Singh G, Hussain J F, MacKinnon A, Brown C M, Kendall D A, Wilson V G
Department of Physiology and Pharmacology, Medical School, Queen's Medical Centre, Nottingham, UK.
Naunyn Schmiedebergs Arch Pharmacol. 1995 Jan;351(1):17-26. doi: 10.1007/BF00169059.

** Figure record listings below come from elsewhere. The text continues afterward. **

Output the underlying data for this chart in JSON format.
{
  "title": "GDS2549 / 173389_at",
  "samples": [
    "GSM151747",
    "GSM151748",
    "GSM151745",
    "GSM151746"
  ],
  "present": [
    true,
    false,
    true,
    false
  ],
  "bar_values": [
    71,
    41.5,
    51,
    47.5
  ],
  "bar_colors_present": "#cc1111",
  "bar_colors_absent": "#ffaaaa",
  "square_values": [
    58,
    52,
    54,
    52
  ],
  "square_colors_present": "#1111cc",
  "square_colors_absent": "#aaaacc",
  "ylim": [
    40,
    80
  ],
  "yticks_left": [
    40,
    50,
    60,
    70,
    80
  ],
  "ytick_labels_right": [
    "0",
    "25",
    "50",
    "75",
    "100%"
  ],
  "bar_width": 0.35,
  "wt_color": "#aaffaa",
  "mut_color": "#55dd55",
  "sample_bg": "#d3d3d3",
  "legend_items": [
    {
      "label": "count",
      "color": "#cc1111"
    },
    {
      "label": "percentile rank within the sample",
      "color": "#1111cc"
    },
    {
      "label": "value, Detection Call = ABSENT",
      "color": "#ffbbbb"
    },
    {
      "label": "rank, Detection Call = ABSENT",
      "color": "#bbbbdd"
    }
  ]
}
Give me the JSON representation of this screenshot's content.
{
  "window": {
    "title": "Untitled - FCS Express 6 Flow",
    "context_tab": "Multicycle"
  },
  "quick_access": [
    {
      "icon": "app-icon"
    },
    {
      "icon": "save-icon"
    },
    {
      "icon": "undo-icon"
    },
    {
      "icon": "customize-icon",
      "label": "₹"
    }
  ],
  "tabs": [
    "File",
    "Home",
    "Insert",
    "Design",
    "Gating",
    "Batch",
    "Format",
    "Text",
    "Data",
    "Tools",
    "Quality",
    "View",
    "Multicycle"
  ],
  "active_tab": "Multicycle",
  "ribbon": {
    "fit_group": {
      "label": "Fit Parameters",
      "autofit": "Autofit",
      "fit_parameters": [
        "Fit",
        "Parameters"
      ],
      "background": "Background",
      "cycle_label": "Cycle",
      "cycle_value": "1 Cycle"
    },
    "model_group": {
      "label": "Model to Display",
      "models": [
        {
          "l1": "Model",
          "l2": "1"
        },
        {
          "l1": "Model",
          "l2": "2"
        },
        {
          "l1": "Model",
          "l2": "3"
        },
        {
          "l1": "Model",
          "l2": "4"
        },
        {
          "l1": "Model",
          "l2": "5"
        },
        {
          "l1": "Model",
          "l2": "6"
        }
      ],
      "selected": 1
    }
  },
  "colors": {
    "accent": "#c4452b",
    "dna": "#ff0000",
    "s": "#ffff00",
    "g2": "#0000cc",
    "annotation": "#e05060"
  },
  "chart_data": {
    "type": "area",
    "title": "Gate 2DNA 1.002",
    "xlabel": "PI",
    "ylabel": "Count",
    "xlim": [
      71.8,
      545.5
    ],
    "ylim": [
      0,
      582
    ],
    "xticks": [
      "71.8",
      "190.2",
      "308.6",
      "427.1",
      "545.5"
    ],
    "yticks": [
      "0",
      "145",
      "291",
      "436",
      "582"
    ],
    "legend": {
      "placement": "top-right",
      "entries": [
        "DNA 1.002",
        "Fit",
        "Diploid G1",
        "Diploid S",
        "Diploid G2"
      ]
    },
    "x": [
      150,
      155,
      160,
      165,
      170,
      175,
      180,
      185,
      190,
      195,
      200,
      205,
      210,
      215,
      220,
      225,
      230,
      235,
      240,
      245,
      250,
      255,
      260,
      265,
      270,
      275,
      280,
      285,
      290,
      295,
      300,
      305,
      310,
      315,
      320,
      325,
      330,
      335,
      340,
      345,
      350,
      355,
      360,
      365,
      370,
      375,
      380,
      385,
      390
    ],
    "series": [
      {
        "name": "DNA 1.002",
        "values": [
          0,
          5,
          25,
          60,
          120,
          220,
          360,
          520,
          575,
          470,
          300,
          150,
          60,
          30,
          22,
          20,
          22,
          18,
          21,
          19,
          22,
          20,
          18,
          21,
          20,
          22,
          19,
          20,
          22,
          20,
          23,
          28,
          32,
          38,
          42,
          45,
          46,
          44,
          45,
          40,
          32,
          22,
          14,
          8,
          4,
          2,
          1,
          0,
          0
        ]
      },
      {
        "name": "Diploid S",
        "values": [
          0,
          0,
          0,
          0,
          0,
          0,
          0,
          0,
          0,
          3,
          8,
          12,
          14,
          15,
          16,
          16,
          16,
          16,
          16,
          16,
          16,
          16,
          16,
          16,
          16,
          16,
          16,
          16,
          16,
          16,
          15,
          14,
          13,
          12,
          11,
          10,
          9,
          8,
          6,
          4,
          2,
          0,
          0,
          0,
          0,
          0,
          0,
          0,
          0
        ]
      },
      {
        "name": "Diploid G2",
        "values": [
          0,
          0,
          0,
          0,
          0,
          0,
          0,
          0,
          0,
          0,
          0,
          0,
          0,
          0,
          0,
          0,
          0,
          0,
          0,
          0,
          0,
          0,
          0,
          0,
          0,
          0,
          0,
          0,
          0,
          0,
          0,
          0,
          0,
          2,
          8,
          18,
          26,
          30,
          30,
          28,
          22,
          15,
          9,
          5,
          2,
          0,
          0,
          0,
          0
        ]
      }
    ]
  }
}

In the present study we have prepared crude, methanolic extracts of bovine lung and bovine brain and, using radioligand binding assays in conjunction with a number of simple chromatographic techniques, provided evidence for the presence of a non-catecholamine 'clonidine-displacing substance' (CDS). The level of CDS in lung extracts (9 units/g wet weight n = 11) is approximately 3 times that in the brain extracts. Furthermore, the effect of the crude, methanolic extracts are selective for non-adrenoceptor, imidazoline (labelled by [3H]-idazoxan) and alpha 2-adrenoceptor binding sites (labelled by [3H]-clonidine); both extracts are 5-10-fold more potent displacers of ligand binding to alpha 2-adrenoceptors compared with binding to opiate receptors (labelled by [3H]-etorphine) and practically inactive against alpha 1-adrenoceptor and muscarinic binding sites (labelled by [3H]-prazosin and [3H]-quinuclidinyl benzilate, respectively). With the exception of the non-adrenoceptor, imidazoline binding assay, which used rat kidney membranes labelled by [3H]-idazoxan in the presence of the alpha 2-adrenoceptor antagonist RS-15385-197, all radioreceptor assays involved bovine cerebral cortex membranes. Although the extracts contain catecholamines (brain only), histamine (lung only) and monovalent cations (both), which have the potential to interfere with the radioligand binding assays, their concentrations were too low to account for the effects observed. Preliminary attempts at purification of the extracts revealed that CDS activities from the two tissues are similar, i.e., practically insoluble in organic solvents at room temperature, not affected by either Sep-Pak C18 column or anion exchange resins but retained (along with the monovalent cations) by cation exchange resin. However, following chromatographic separation on a Biogel P2 column, the CDS-containing eluates are cation-free and exhibit qualitatively similar elution profiles. Future experiments will involve further purification of 'clonidine-displacing substance' to characterize its interaction with alpha 2-adrenoceptor binding sites in greater detail and establish whether it has biological activity consistent with the properties implied by its effects in radioligand binding assays.
在本研究中,我们制备了牛肺和牛脑的粗甲醇提取物,并通过放射性配体结合测定法结合一些简单的色谱技术,为一种非儿茶酚胺类“可乐定置换物质”(CDS)的存在提供了证据。肺提取物中CDS的水平(9单位/克湿重,n = 11)约为脑提取物中的3倍。此外,粗甲醇提取物的作用对非肾上腺素能受体、咪唑啉(由[3H]-伊达唑胺标记)和α2-肾上腺素能受体结合位点(由[3H]-可乐定标记)具有选择性;与结合阿片受体(由[3H]-埃托啡标记)相比,两种提取物对配体与α2-肾上腺素能受体结合的置换能力要强5-10倍,而对α1-肾上腺素能受体和毒蕈碱结合位点(分别由[3H]-哌唑嗪和[3H]-奎宁环基苯甲酸酯标记)几乎无活性。除了非肾上腺素能受体咪唑啉结合测定法(在α2-肾上腺素能受体拮抗剂RS-15385-197存在下,使用由[3H]-伊达唑胺标记的大鼠肾膜)外,所有放射性受体测定均涉及牛大脑皮层膜。尽管提取物中含有儿茶酚胺(仅脑中有)、组胺(仅肺中有)和单价阳离子(两者都有),它们有可能干扰放射性配体结合测定,但它们的浓度过低,无法解释所观察到的效应。对提取物进行纯化的初步尝试表明,两种组织中的CDS活性相似,即在室温下几乎不溶于有机溶剂,不受Sep-Pak C18柱或阴离子交换树脂的影响,但可被阳离子交换树脂保留(与单价阳离子一起)。然而,在Biogel P2柱上进行色谱分离后,含CDS的洗脱液不含阳离子,并且呈现出定性相似的洗脱曲线。未来的实验将包括进一步纯化“可乐定置换物质”,以更详细地表征其与α2-肾上腺素能受体结合位点的相互作用,并确定它是否具有与其在放射性配体结合测定中的效应所暗示的特性相符的生物活性。